In this issue of My Way, Renata Cuchiarelli highlights through Aldous Huxley’s novel, Brave New World, how high-tech science seeks “to annul all subjects constituted by the encounter with language”, while Serge Cottet delineates for us the real [réel] status of writing as that which deregulates the norm.

Pierre Malengreau, Yohan de Schrijver and Maxime Annequin hitch up with Ponge, Pessoa, Lovecraft, occupying the position of “heretic in the good way”[3] in an unceasing work to darn up life. For the first it is in emphasizing the materiality of words, for the second, writing opened the path to his “ego”, reduced to a person, this offered the possibility of an elevation so as not to become ruined by a disturbing strangeness.
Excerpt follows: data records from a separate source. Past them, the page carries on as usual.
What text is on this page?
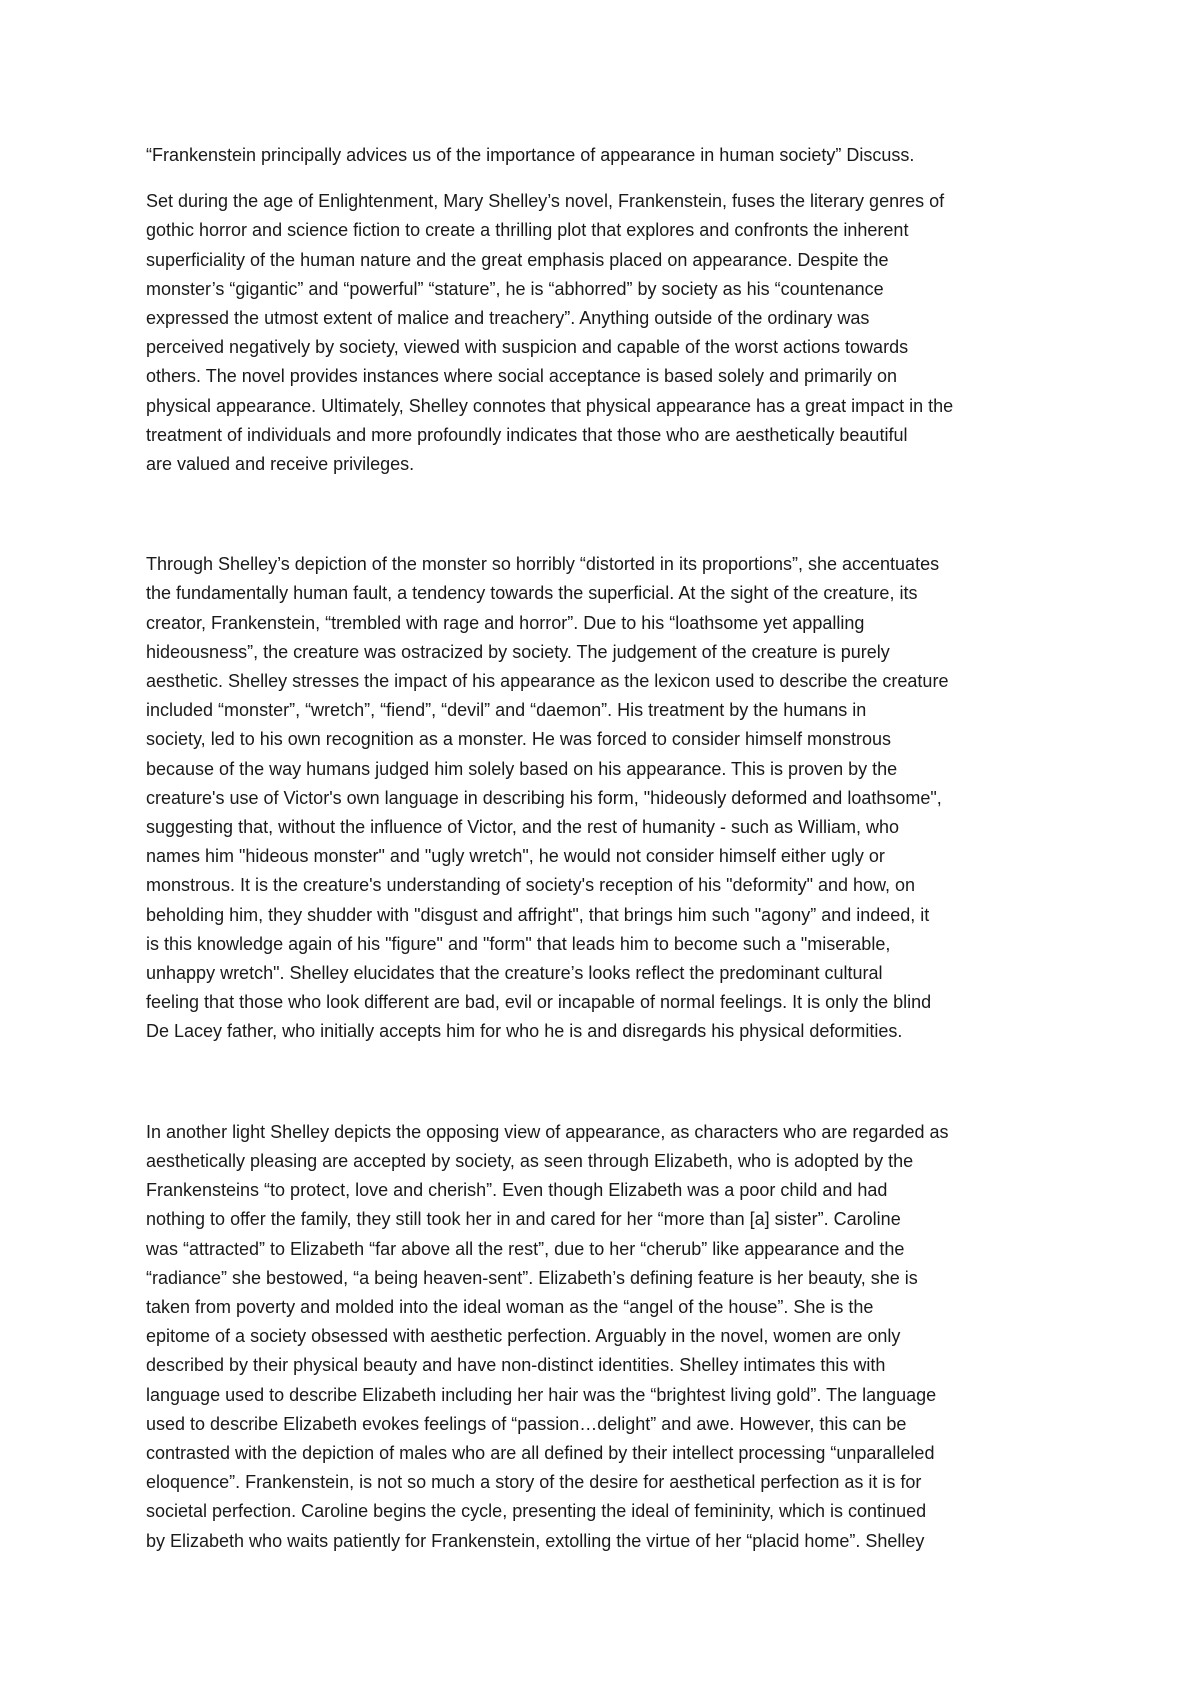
“Frankenstein principally advices us of the importance of appearance in human society” Discuss.
Set during the age of Enlightenment, Mary Shelley’s novel, Frankenstein, fuses the literary genres of
gothic horror and science fiction to create a thrilling plot that explores and confronts the inherent
superficiality of the human nature and the great emphasis placed on appearance. Despite the
monster’s “gigantic” and “powerful” “stature”, he is “abhorred” by society as his “countenance
expressed the utmost extent of malice and treachery”. Anything outside of the ordinary was
perceived negatively by society, viewed with suspicion and capable of the worst actions towards
others. The novel provides instances where social acceptance is based solely and primarily on
physical appearance. Ultimately, Shelley connotes that physical appearance has a great impact in the
treatment of individuals and more profoundly indicates that those who are aesthetically beautiful
are valued and receive privileges.
Through Shelley’s depiction of the monster so horribly “distorted in its proportions”, she accentuates
the fundamentally human fault, a tendency towards the superficial. At the sight of the creature, its
creator, Frankenstein, “trembled with rage and horror”. Due to his “loathsome yet appalling
hideousness”, the creature was ostracized by society. The judgement of the creature is purely
aesthetic. Shelley stresses the impact of his appearance as the lexicon used to describe the creature
included “monster”, “wretch”, “fiend”, “devil” and “daemon”. His treatment by the humans in
society, led to his own recognition as a monster. He was forced to consider himself monstrous
because of the way humans judged him solely based on his appearance. This is proven by the
creature's use of Victor's own language in describing his form, "hideously deformed and loathsome",
suggesting that, without the influence of Victor, and the rest of humanity - such as William, who
names him "hideous monster" and "ugly wretch", he would not consider himself either ugly or
monstrous. It is the creature's understanding of society's reception of his "deformity" and how, on
beholding him, they shudder with "disgust and affright", that brings him such "agony” and indeed, it
is this knowledge again of his "figure" and "form" that leads him to become such a "miserable,
unhappy wretch". Shelley elucidates that the creature’s looks reflect the predominant cultural
feeling that those who look different are bad, evil or incapable of normal feelings. It is only the blind
De Lacey father, who initially accepts him for who he is and disregards his physical deformities.
In another light Shelley depicts the opposing view of appearance, as characters who are regarded as
aesthetically pleasing are accepted by society, as seen through Elizabeth, who is adopted by the
Frankensteins “to protect, love and cherish”. Even though Elizabeth was a poor child and had
nothing to offer the family, they still took her in and cared for her “more than [a] sister”. Caroline
was “attracted” to Elizabeth “far above all the rest”, due to her “cherub” like appearance and the
“radiance” she bestowed, “a being heaven-sent”. Elizabeth’s defining feature is her beauty, she is
taken from poverty and molded into the ideal woman as the “angel of the house”. She is the
epitome of a society obsessed with aesthetic perfection. Arguably in the novel, women are only
described by their physical beauty and have non-distinct identities. Shelley intimates this with
language used to describe Elizabeth including her hair was the “brightest living gold”. The language
used to describe Elizabeth evokes feelings of “passion…delight” and awe. However, this can be
contrasted with the depiction of males who are all defined by their intellect processing “unparalleled
eloquence”. Frankenstein, is not so much a story of the desire for aesthetical perfection as it is for
societal perfection. Caroline begins the cycle, presenting the ideal of femininity, which is continued
by Elizabeth who waits patiently for Frankenstein, extolling the virtue of her “placid home”. Shelley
For the third, life was nothing but a “charade” [plaisanterie], writing, qualified as an “elegant diversion”, coming to limit the irony of mortality.

Sophie Simon references the entirely singular writing practice of Amélie Nothomb and remarks how the publication of some of her writings is a way of not drowning.

Joséphine Duquesnoy tells us about Pommerat’s stage play “Ça ira” in terms of the echo of that which in speech, does not cease not to be written.

Finally, with Raphael Montague, we discover Derek Pyle’s inventive project: the creation of a set of original musical works around Finnegans Wake, collective yet independent of normative constraints.

Translated by RM

[1] Erdogan A., Le silence même n’est plus à toi, Lonrai, Actes Sud, 2016,170p.

[2] http://www.liberation.fr/planete/2015/10/18/erri-de-luca-engage-sur-toute-la-ligne_1406827

[3] Cf. Lacan, J., The Sinthome, The Seminar of Jacques Lacan Book XXIII, Ed. J.-.A Miller, Trans. A.R. Price, Polity Press, Cambridge, UK and MA, USA, 2016, p. 7.